I keep food diaries and it doesn't seem to be triggered by anything I am eating.

Does anyone else get anything like this and anyone got any suggestions of how to get rid (painkillers don't work)?

Not sure if I should ask them to look into this separately from the migraines.

OP posts:
lougle · 25/04/2016 21:28

You can get abdominal migraine. When you say painkillers don't work, do you mean they don't help your migraines or the stomach pain? I get gastric stasis during migraines. Unless I catch them right at the beginning, any tablets I take just sit in my stomach and don't get absorbed at all.

You can get sumatriptan as a nasal spray or an injection. Also maxalt melts dissolve on the tongue.

spanky2 · 25/04/2016 21:32

I use maxalt melts and amitryptaline to prevent them. I know that children get migraines in their tummies. I sometimes feel pressure on my migraine spot before a migraine. Sometimes auror, starts with blind spot, then wiggly bright lines that start small and spread out. Mad sugar craving. Stress and hormones...

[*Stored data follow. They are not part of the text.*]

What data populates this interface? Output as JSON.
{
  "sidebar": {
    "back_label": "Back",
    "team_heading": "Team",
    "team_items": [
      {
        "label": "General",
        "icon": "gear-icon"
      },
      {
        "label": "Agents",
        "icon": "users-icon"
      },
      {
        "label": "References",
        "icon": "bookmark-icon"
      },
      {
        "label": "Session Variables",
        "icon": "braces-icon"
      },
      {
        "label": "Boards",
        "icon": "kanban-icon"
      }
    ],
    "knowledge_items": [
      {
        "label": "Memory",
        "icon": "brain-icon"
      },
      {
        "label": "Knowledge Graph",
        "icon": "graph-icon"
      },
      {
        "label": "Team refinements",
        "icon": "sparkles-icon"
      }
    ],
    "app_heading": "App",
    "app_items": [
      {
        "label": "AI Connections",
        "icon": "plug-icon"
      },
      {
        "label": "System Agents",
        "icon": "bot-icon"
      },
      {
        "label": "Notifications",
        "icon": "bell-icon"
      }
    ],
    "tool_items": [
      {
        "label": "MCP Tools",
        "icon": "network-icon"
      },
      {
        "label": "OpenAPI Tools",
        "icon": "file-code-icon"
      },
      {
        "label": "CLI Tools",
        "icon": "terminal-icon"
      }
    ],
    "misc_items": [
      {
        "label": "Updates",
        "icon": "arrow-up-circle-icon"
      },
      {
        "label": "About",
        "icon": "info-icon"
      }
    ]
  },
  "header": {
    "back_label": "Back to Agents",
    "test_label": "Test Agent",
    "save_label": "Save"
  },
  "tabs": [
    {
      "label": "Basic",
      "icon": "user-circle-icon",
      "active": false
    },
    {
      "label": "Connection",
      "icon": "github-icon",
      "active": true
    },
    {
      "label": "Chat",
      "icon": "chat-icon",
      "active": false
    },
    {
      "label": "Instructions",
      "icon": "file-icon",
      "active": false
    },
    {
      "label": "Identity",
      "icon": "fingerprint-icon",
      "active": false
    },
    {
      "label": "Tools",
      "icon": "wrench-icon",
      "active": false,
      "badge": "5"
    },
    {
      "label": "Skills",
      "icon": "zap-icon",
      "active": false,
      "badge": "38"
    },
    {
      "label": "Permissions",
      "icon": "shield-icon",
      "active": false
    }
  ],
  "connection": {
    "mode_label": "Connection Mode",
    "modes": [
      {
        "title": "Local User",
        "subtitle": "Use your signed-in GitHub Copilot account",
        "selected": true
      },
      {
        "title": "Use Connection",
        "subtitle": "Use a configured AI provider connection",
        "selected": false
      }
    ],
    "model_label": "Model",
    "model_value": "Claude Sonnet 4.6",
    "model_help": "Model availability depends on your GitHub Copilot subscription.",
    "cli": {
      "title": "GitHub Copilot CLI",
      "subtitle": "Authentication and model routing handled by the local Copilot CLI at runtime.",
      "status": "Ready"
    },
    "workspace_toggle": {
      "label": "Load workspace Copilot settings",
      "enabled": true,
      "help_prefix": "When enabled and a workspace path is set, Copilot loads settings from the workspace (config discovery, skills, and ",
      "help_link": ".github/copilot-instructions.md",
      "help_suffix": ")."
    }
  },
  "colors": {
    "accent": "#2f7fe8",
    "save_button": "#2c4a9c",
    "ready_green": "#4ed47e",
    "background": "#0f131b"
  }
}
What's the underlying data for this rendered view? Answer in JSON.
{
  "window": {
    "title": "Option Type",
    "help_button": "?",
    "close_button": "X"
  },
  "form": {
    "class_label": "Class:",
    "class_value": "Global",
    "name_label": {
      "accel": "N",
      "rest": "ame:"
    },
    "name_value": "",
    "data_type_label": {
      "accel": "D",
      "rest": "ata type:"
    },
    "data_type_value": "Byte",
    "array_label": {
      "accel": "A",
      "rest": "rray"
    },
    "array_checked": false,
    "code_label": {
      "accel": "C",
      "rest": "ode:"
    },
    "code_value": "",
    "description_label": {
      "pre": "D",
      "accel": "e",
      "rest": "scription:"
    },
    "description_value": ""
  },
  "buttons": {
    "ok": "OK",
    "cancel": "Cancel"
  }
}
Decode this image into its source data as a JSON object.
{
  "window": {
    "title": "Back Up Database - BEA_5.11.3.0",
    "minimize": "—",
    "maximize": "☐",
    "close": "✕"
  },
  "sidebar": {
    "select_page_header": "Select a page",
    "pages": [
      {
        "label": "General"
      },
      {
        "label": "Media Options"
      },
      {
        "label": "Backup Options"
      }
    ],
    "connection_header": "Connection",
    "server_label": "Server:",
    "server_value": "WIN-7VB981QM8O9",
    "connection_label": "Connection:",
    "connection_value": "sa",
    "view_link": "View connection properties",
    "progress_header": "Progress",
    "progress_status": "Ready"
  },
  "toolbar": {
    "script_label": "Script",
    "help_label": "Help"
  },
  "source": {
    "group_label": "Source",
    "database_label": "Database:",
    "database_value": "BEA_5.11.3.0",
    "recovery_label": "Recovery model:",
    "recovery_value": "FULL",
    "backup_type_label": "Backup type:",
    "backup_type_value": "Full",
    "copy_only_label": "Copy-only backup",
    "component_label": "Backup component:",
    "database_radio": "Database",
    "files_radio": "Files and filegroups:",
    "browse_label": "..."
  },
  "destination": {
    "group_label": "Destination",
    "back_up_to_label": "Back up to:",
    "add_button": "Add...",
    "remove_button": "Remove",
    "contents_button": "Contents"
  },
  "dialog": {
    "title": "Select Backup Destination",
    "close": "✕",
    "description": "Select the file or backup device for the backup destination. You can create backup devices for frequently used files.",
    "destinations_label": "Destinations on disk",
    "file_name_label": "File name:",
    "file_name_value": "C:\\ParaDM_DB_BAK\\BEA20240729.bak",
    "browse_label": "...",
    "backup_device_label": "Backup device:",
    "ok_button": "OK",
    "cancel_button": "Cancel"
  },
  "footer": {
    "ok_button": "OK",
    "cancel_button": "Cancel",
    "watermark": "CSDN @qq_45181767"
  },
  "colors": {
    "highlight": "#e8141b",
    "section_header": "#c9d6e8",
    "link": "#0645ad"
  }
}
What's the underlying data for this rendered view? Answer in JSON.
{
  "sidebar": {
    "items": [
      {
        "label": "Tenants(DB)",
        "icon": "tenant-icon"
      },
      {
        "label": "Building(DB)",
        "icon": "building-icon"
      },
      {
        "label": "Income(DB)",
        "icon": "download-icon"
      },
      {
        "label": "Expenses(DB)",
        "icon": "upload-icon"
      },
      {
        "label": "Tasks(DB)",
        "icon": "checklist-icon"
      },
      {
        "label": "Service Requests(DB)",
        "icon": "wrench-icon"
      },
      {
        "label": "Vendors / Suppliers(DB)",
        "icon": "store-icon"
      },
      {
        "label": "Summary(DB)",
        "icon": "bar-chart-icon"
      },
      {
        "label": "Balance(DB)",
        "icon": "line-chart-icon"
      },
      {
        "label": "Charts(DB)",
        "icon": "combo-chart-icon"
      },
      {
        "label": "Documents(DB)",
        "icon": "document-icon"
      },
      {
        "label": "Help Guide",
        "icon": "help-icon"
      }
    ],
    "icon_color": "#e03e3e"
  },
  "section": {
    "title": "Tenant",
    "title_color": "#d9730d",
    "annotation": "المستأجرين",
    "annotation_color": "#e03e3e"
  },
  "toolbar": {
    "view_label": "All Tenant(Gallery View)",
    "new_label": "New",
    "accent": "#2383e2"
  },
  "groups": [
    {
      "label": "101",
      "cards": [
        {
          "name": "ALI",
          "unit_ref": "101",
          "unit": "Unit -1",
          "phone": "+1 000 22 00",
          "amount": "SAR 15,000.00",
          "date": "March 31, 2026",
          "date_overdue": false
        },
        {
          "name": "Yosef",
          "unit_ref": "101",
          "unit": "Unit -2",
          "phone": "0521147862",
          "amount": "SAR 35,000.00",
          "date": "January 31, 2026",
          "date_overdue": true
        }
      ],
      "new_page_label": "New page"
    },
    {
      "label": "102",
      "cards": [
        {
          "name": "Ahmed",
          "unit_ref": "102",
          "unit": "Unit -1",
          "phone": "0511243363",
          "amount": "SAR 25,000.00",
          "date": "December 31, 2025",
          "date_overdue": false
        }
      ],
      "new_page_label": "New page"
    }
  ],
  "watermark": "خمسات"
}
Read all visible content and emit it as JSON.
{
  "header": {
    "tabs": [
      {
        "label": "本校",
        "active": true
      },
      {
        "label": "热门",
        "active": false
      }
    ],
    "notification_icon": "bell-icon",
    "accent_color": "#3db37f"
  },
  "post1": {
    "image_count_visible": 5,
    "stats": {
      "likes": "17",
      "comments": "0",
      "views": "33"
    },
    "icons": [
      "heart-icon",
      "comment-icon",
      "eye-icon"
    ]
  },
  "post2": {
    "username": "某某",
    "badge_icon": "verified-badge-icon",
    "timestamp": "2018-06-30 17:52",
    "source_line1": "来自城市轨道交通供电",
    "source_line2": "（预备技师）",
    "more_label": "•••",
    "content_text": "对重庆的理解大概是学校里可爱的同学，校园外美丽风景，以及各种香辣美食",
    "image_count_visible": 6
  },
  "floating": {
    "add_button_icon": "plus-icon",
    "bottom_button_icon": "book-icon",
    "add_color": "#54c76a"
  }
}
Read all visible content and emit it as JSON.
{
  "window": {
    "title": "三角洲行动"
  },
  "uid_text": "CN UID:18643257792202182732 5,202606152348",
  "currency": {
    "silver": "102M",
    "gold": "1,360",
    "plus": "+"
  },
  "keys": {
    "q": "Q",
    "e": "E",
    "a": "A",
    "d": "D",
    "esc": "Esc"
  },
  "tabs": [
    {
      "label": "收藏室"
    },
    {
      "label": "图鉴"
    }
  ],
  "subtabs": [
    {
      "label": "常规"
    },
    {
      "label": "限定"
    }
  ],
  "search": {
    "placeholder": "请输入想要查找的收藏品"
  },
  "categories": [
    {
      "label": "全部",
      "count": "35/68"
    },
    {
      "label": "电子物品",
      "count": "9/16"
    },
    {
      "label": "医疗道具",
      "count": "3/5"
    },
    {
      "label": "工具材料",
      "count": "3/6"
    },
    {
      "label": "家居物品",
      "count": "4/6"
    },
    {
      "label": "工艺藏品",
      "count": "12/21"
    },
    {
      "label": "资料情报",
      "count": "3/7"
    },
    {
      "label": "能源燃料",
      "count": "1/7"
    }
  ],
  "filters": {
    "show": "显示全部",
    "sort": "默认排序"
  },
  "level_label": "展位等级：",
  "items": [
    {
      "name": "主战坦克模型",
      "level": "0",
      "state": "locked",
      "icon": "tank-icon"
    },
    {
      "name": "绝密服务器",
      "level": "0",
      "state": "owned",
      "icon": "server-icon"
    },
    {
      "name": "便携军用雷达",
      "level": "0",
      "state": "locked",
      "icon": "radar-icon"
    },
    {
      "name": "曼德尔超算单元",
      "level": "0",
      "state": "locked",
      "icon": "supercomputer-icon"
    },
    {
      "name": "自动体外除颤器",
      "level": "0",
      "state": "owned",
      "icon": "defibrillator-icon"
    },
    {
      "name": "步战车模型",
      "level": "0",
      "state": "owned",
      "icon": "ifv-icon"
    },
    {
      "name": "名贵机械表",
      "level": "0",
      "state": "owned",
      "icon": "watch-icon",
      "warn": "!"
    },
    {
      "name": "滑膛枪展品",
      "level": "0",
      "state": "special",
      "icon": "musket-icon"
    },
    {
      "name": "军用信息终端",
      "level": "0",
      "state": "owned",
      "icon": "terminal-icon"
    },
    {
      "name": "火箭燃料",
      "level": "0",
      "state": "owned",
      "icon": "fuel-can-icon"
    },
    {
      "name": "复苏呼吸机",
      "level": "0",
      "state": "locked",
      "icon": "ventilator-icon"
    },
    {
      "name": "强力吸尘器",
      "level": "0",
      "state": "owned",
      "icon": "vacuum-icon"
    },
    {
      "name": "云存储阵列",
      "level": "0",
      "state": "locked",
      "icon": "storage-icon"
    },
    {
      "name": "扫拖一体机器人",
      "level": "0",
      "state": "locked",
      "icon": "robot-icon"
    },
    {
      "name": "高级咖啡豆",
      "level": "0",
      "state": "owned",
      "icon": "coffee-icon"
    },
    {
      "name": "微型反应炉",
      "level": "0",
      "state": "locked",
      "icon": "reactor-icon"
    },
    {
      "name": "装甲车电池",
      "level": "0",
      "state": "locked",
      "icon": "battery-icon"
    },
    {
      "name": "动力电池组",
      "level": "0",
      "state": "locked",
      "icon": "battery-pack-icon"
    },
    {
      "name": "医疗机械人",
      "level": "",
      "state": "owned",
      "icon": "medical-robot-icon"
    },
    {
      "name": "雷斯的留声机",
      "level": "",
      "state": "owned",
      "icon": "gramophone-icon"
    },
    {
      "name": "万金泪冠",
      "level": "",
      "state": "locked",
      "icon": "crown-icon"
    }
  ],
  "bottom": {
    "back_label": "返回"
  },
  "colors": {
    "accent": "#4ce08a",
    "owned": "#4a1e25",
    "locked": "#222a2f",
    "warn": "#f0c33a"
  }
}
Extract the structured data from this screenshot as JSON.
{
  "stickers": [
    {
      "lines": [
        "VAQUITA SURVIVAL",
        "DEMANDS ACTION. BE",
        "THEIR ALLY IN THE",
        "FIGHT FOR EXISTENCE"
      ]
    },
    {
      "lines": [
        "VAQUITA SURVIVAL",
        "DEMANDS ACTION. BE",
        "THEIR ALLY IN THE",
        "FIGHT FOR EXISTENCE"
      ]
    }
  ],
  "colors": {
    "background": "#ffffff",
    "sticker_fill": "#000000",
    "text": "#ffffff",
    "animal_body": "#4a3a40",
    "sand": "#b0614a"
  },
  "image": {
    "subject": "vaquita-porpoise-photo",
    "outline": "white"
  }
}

ChemistryHunt · 25/04/2016 21:33

Painkillers don't work on either. I have triptans to take in the moment. They work about half the time on my head but not stomach.

I am trying different "preventative" medications, but due to the periodic pattern it takes a while to find out if they work or not!

Thanks for letting me know that migraines can happen in the stomach, that revives me. I am have had so many medical things happen over the last year o am dreading having to go to them for something else!

OP posts:
ABetaDad1 · 25/04/2016 21:40

DW gets migraine and usually gets stomach/bowel problem. If she takes Solpadene Plus that have caffeine, codeine and paracetomol as soon as her symptoms start she is fine. Otherwise she is laid out for hours and throws up until her bowels are cleared.

lougle · 25/04/2016 21:51

I've had all sorts over the years. I have buccal prochlorperazine, which helps but takes forever to dissolve and it's so hard. An A&E consultant suggested 900mg aspirin in coke. That can take the edge off the headache. Triptan combined with sleep is the only real help though.

ChemistryHunt · 25/04/2016 21:54

I have heard a lot about aspirin being helpful but o am not able to taken them unfortunately.

OP posts:
ABetaDad1 · 25/04/2016 22:37

lougle - very interesting about coke and asprin.

DW struggled for ages but it was only when she discovered Solpadene Plus with caffeine that she got any relief.

Coke contains caffeine. I do wonder if a shorter fizzy drink with a lot of caffeine like Red Bull would be even better. One 250 ml can of Red Bull is roughly the same as drinking a cup of coffee. Coca Cola is a much lower dose of caffeine.

Caffeine stimulates the nervous system and also causes a surge of blood sugar.

Pinter · 25/04/2016 22:41

As PPs have said, the digestive system often 'freezes' during migraine, meaning oral tablets won't work.
Suppositories work though, could you try that?

And yes to abdominal migraine. Confusing symptom!

FuzzyOwl · 25/04/2016 22:45

I was diagnosed with idiopathic abdominal migraines as a child. I mainly get them in my head now but they definitely can and sometimes do affect the stomach.